Bodie presented 10 key design principles for DC plan sponsors:

● Set replacement income as the goal for retirement;

● Address risks relevant to the goal: income shortfall, not return volatility;

● Deliver an asset allocation strategy to manage retirement income risk;

● Make efficient use of all dedicated retirement assets;

● Offer personalization based on one’s retirement account characteristics;

● Take account of changes in both market and personal circumstances;

● Be effective even for those who are completely unengaged;

● Supply only meaningful information and offer actionable choices to improve outlook;

● Offer robust, scalable and low cost investment strategies; and

● Offer seamless transition and payout flexibility at retirement.

Bodie compared the evaluation of the income shortfall to that of evaluating funding shortfalls in defined benefit (DB) plans. A certain replacement income in order to achieve the standard of living a participant wants in retirement is the goal, and the plan should use dynamic strategies, as DB plans use liability-driven investing (LDI), to close any shortfall and achieve the replacement income goal. “LDI in a DC plan is the funded ratio of each participant’s goal,” he said.

Bodie pointed out that target-date funds (TDFs) do not take into account the short- and long-term risks of stocks. The allocation should be adjusted over time. “TDF glide paths are pre-determined no matter what happens. That’s nuts!” Brodie exclaimed. “TDFs should be more dynamic.”
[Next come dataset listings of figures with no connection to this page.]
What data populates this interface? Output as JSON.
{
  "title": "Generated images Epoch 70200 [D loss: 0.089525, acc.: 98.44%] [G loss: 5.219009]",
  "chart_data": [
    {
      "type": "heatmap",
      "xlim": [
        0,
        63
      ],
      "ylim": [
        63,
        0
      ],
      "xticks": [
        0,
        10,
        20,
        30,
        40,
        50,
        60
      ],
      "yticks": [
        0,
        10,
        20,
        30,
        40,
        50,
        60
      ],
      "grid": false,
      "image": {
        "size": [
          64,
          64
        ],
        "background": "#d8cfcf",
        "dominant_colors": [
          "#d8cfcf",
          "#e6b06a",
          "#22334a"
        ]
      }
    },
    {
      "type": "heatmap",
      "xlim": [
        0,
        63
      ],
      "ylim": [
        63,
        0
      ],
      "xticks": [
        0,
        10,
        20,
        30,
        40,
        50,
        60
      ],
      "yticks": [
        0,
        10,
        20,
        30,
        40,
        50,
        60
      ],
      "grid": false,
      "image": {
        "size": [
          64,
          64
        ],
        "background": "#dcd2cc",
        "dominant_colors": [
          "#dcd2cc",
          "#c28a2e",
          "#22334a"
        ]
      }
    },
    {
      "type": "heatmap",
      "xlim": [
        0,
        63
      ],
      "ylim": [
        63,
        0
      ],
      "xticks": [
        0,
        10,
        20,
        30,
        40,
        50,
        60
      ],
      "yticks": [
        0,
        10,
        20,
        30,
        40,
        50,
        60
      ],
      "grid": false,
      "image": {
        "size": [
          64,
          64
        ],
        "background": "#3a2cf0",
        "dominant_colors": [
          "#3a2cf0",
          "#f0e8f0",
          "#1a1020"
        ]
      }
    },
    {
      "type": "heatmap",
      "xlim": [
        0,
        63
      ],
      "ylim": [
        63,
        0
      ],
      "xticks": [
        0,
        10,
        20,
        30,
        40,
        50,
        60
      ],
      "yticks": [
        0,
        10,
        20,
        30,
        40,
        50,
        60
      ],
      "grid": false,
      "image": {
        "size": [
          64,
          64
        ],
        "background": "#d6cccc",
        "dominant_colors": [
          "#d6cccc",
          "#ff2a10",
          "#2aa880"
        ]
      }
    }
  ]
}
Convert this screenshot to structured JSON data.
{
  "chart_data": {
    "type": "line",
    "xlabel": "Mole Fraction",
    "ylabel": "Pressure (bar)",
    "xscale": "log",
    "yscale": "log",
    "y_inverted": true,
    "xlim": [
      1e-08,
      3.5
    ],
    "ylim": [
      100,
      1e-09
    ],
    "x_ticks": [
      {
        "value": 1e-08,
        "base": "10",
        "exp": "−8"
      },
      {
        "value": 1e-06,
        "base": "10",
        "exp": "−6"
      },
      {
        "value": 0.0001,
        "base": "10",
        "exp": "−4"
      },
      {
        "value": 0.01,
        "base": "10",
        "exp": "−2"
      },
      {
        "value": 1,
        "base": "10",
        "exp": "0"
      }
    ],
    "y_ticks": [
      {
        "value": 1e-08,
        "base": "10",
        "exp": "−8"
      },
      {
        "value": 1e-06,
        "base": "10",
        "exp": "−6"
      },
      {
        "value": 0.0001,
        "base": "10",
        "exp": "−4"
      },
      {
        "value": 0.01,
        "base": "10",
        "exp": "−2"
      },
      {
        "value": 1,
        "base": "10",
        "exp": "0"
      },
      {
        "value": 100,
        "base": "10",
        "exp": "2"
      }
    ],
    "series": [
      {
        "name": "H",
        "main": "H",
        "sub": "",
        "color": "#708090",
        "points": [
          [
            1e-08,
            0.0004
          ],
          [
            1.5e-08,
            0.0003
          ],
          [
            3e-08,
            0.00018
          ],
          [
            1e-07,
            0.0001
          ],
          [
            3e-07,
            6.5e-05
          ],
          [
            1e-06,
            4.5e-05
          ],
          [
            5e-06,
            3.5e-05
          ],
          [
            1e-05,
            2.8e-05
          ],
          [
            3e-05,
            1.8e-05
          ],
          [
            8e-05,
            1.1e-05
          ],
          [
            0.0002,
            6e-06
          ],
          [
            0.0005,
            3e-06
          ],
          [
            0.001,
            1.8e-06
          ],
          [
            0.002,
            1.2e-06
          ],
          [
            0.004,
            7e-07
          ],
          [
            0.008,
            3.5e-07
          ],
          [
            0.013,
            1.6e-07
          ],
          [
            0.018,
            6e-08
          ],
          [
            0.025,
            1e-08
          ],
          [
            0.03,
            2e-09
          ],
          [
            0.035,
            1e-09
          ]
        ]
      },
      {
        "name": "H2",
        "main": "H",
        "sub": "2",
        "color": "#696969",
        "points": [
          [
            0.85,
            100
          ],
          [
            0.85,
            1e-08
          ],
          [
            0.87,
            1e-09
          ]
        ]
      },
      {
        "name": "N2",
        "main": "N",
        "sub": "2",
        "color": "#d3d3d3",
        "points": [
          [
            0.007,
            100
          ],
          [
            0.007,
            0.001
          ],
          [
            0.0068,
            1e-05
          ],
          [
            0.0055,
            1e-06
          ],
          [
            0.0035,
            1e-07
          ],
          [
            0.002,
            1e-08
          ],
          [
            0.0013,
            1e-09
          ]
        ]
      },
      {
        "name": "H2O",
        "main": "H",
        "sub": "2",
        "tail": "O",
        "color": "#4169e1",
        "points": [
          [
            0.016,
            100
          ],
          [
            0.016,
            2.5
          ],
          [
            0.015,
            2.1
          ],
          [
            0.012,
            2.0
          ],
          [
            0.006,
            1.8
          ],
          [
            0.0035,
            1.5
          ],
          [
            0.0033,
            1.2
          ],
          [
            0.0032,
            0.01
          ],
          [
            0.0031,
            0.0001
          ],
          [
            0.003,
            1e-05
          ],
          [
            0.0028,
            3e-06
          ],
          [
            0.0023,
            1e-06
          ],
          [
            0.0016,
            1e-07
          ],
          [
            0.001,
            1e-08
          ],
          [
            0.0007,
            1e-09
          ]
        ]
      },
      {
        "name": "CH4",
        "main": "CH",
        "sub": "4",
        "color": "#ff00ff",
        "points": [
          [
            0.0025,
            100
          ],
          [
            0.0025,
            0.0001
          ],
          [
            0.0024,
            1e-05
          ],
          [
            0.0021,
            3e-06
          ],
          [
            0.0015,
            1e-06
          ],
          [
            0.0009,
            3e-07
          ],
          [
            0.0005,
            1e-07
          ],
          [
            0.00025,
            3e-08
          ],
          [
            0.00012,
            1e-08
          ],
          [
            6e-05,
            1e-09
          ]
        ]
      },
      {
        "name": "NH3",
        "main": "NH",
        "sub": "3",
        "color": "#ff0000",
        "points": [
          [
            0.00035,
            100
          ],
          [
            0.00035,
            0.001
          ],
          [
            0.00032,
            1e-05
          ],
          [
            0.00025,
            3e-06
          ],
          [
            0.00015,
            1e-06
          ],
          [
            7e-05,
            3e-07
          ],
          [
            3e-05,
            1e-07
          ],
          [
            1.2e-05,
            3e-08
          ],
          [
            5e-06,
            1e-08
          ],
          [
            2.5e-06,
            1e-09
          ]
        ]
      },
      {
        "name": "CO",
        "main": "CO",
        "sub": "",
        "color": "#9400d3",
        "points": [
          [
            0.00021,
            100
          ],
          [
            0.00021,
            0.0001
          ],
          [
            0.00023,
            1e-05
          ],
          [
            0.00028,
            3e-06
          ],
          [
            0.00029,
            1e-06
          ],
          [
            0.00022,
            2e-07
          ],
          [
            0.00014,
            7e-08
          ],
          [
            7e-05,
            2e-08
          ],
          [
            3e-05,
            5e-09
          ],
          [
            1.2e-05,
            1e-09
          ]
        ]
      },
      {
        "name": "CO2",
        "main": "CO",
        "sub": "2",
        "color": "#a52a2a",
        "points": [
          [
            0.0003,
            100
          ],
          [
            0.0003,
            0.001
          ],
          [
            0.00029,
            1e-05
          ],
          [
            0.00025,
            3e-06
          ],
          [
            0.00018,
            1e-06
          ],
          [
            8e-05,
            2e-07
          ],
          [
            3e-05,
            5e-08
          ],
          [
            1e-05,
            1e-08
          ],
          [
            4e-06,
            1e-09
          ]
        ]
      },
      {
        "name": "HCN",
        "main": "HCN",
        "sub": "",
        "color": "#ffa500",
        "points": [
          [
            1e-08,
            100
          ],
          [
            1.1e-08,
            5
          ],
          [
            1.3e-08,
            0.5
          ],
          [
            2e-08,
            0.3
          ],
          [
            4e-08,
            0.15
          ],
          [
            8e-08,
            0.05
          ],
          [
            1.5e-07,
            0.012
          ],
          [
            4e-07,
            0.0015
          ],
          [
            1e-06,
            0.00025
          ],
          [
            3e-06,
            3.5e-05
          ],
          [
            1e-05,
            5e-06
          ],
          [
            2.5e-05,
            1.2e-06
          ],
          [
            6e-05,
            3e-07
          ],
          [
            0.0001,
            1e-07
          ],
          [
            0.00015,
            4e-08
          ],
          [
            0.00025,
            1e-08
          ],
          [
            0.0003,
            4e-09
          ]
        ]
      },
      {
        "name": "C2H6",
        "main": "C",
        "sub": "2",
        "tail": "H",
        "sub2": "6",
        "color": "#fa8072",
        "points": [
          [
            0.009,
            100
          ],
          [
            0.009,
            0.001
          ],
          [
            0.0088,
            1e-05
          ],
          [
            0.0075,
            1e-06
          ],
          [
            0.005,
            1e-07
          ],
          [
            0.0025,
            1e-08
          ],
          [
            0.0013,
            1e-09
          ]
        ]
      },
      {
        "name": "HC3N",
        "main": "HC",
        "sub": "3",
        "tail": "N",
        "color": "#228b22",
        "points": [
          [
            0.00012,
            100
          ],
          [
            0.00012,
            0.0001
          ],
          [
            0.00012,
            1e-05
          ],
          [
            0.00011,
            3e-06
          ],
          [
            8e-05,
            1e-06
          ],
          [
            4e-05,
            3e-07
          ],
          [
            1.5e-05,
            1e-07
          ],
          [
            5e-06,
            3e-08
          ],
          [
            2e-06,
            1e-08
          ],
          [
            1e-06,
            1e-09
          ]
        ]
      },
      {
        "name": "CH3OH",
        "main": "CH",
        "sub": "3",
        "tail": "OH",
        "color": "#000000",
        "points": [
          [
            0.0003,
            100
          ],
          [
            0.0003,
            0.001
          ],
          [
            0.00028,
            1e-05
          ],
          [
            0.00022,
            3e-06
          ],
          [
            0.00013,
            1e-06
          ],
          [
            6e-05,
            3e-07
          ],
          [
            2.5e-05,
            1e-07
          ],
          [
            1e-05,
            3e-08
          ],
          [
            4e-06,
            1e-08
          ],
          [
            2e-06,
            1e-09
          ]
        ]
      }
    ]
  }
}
Louis Belluci, associate director of U.S. equity indices at Standard & Poor’s Dow Jones Indices, told attendees he is seeing an evolution in TDFs. “When considering the goal is retirement income, more TDF managers are considering a glidepath that moves from mostly global equities to mostly global bonds ad then at retirement switches to more secure investment vehicles, such as Treasury inflation-protected securities (TIPS),” he said. “It’s more like an LDI glidepath.”